The Dillinger Escape Plan are cutting ties. More than that, they’re breaking chains, burning bridges, and not looking back once. And if it wasn’t clear on their last album, the incredible ‘Ire Works’, that this band no longer care one bit for mathcore, core of any kind for that matter, or their much-heralded past, then album number five proves it permanently- this is a band of pioneers intent only on pushing forward.
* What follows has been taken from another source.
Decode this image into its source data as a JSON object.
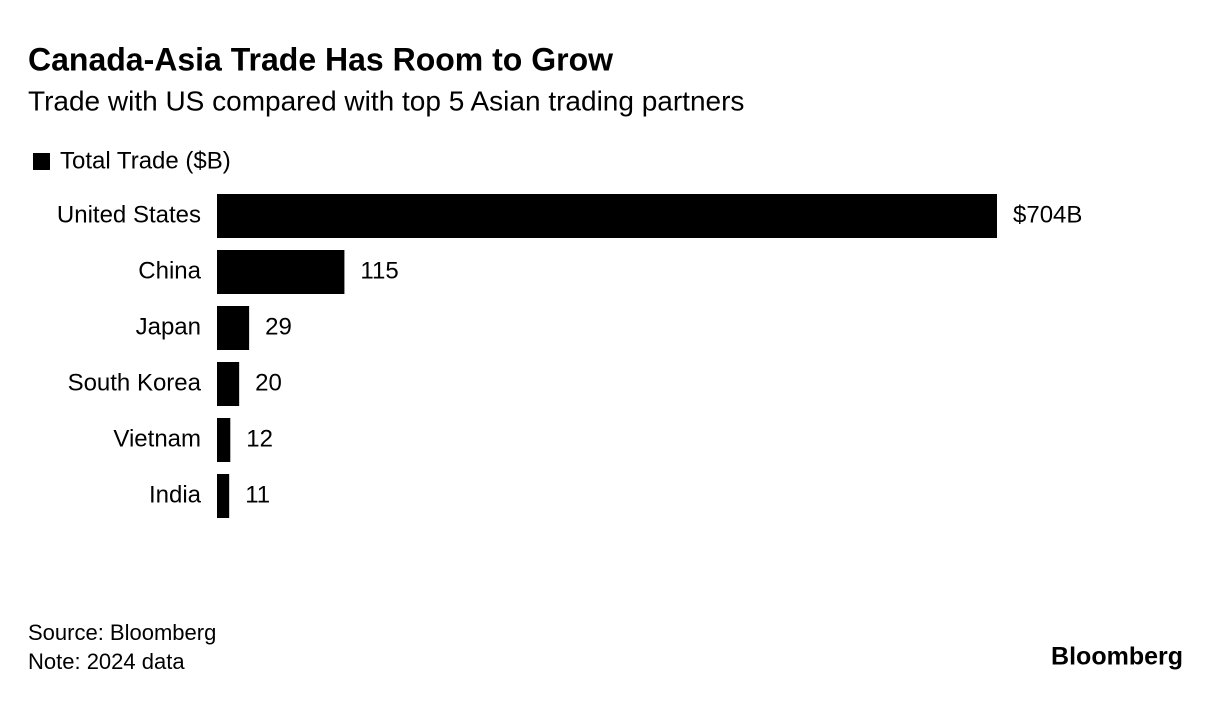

‘Farewell Mona Lisa’ is the first sign of where The Dillinger Escape Plan have pushed to in 2010. The sort of squirrelly beast that this band have made their own since 04’s ‘Miss Machine’, but better, it shifts and swells from extreme noise terror to tender croons to angry beehive hum. It’s defiantly individual and singularly brilliant and in five quick minutes it bursts the bubbles of those still vainly holding out hope for a return to the firestorm fury of Dillinger’s very early days. Hell, frontman Greg Puciato sings it straight to them, “What did you expect, that we would never leave home… You should never put your trust in any of us”.
That’s not to say there is no intensity or venom here. Dillinger are still a band capable of sandblasting skin and in two-minute monsters like ‘Good Neighbour’ and ‘Crystal Morning’ they have no doubt added further fuel to their live fire. But the band are best when expanding, perverting and pulling apart these tantrums, turning them into post-everything experiments and (gasp) proper songs.
‘Widower’ goes a little clumsily from soft (love songs licks and Mike Patton-esque singing) to hard (rat-a-tat riffs and screaming about death) but handles both ends perfectly, ‘Room Full of Eyes’ is all bared teeth, electronic buzz and brilliantly rumbling bass, and closer ‘Parasitic Twins’ is dark, intimidating, and atmospheric but oh so beautiful. And despite the fact that this is the longest album Dillinger have released, as it rolls to a close you only want it to roll on and on and on.
Sure, there are other bands that do all these things but rarely at the same time and never this good. Hell, no other band on earth could put off-kilter riffs, robotic on-point percussion, inhuman barks, baroque croons, glockenspiel, strings and David Bowie’s pianist on the same record and produce something this creative, cohesive and coherent. In short, no one else is quite this good in quite this way and probably never will be.